Ok, ok. So I wasn't a complete lunatic the whole time. There were moments of clarity...excitement even. For instance, the prospect of signing him up for French (my choice) or Chinese (husband's choice) this year really perked me up. And perhaps dance? After all, my son is a wee bit Martha Graham/Twila Tharp-y...or is he more Isadora Duncan? Maybe Mark Morris? (Had to plug in a non-Baryshnikov male here just for the sake of keeping it 'manly' as my husband, who is not a Baryshnikov fan, will most certainly point out...please G-d let him be more like Baryshnikov and certainly not have Morris' hair...ok,ok I digress)? Anyway, it depends on the day of the week, but the kid can interpretive dance his way into a full-blown choreographed number in a manner of minutes (must have been all those years of term papers I wrote for dance class, the image of Isadora's scarf burned permanently on my brain, leaving it's mark on the cerebral DNA I passed to my offspring).
They went on to covering bus routes, rules, problems (yes, your child may wind up at home and you are in the carpool line...or yes, your child might fall asleep on the bus and we won't know it until the end of the day) but I tuned all that out because yeah, hell no (I'm sorry, no offense, but I am just not ready for that leap not to mention, well, we could quite actually walk to school).
So then we got around to the PTA part. Laugh if you will but I, yes I, joined the PTA. And so did my husband. This is where I say "it's not like other PTA's, it's really different" and you all nod your heads and say "uh-huh" like people do when you are a mental patient but really, it is different and I'm honestly kind of looking forward to it. They are very into bringing cultural programs to the school which I can totally get behind, don't require your child to sell gift wrap (that was the hook for me) and 80% of the board members are working moms/dads. It really was the SAHM mentality that jaded me to begin with; I feel guilty enough about the hours spent working vs. the hours I have spent parenting and do not need Miss $60K-SUV-Tennis-Skirt to make me feel worse, thank you very much. I also love that dads are involved. There is nothing I love more than finding new activities that the 3 of us can, essentially, do together. Even if it means helping to host the Russian Ballet for a day. I'll just put Jude in a costume and I'm sure he'll be out there leading the Russian Ballet in a manner of minutes, much to the dismay of other PTA moms and dads...ok, wait. Maybe not. Maybe we'll host a bake sale? A cake walk? Do they even have those anymore? I used to get stuck with fruitcake or, worse, saran-wrapped chocolate ice-box cake. Ugh. I can taste it now. Reminds me of Christmas Dinner carry-out from the Piggly Wiggly at Grandma's house when I was about six. Ack. At any rate, I'm sure there's something fun and fabulous the 3 of us can do together and any time that happens, it is a good day in the world.

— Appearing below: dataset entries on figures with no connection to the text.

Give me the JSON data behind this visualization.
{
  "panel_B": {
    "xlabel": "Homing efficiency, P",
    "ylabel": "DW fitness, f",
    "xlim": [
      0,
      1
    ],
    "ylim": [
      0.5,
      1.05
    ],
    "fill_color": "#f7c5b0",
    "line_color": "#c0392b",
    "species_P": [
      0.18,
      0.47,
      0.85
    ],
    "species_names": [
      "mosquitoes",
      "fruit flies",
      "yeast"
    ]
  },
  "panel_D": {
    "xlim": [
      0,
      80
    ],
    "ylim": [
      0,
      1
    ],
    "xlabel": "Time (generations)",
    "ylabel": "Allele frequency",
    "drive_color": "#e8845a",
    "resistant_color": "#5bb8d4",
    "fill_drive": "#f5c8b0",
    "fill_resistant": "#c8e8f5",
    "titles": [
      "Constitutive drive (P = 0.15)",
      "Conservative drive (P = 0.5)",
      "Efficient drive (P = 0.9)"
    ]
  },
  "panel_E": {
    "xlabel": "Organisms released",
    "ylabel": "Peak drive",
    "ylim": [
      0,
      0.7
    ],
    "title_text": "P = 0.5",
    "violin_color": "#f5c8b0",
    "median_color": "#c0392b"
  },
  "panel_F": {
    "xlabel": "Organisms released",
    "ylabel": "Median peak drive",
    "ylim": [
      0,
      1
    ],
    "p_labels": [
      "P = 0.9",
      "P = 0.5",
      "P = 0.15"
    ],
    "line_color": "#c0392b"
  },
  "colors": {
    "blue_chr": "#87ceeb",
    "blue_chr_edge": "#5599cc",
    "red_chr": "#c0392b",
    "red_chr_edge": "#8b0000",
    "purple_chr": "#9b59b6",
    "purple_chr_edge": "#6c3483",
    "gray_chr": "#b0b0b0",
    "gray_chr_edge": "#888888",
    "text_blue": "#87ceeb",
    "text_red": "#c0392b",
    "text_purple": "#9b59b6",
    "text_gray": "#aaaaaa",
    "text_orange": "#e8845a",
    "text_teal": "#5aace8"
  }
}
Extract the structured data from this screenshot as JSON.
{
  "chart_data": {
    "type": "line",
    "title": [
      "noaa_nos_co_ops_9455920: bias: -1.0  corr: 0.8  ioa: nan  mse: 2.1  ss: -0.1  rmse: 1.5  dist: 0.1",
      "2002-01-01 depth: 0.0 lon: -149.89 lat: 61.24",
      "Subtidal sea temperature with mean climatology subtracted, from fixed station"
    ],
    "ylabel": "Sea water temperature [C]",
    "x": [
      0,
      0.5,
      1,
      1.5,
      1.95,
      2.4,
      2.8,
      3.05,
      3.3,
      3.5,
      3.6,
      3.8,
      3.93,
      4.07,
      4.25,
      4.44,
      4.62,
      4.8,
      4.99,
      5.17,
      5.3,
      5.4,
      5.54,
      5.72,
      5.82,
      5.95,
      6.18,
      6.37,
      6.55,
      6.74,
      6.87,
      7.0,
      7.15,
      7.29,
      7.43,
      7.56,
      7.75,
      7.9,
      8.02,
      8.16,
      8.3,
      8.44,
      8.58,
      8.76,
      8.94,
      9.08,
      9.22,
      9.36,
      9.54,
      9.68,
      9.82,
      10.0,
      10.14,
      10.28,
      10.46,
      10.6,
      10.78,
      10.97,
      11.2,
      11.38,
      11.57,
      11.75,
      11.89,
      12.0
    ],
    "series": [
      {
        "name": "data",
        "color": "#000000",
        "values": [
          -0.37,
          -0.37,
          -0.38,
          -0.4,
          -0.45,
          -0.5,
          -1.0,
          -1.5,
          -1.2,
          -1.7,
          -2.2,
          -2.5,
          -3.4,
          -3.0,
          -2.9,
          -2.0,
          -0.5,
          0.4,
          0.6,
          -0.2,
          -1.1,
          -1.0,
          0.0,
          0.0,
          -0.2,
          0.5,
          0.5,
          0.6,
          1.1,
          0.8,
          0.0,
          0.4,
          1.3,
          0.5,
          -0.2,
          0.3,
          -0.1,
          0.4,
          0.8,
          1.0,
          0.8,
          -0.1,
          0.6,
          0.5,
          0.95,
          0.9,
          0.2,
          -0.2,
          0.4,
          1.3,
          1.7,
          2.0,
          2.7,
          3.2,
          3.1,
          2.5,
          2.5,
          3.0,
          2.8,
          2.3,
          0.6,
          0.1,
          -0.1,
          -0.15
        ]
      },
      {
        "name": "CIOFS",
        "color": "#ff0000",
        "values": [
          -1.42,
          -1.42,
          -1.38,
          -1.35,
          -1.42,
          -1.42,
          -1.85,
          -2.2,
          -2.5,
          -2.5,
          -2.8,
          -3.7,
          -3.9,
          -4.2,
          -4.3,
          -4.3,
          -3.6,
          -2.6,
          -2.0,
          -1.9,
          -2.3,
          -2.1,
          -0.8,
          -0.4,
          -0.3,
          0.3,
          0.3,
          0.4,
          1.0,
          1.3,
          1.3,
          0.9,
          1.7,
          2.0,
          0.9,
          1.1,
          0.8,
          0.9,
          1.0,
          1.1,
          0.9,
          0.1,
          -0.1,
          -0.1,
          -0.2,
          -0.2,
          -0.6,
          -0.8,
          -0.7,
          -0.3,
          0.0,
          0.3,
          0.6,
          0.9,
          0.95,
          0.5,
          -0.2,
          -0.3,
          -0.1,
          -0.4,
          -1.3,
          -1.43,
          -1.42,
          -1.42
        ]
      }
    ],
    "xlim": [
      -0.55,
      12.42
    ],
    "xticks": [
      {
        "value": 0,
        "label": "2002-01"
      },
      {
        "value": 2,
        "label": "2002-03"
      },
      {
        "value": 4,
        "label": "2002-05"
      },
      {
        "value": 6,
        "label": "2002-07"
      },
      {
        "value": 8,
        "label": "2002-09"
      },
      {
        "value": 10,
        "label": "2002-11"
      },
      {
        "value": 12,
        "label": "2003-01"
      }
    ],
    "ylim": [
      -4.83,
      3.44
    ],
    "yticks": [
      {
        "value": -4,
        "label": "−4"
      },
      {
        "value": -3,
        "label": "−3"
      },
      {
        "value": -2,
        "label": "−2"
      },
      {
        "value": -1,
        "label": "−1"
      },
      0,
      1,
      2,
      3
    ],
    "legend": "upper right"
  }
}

Let's face it, there are a lot of things you "swore you'd never do" once you become a parent. Well, get your Memorex out because all that will come back to haunt you. I swore I'd never have a blue and yellow nursery: blue and yellow nursery, check. I swore I'd never have one item of clothing monogrammed: monogrammed knit hat, check, monogrammed school bag, check check. I swore I'd never buy him Patsy Aiken: Patsy Aiken out the wazoo, check. And I also swore I'd never join the PTA. *Cardholder*
If you don't have kids yet, get ready for it. And try not to make a promise to hold your breath when you make all those vows on things you "will never do" because I promise, in the end, you'll be as blue as the paint on my son's four walls the day he came home from the hospital. Best to go ahead and embrace the dysfunction now. See you at the PTA!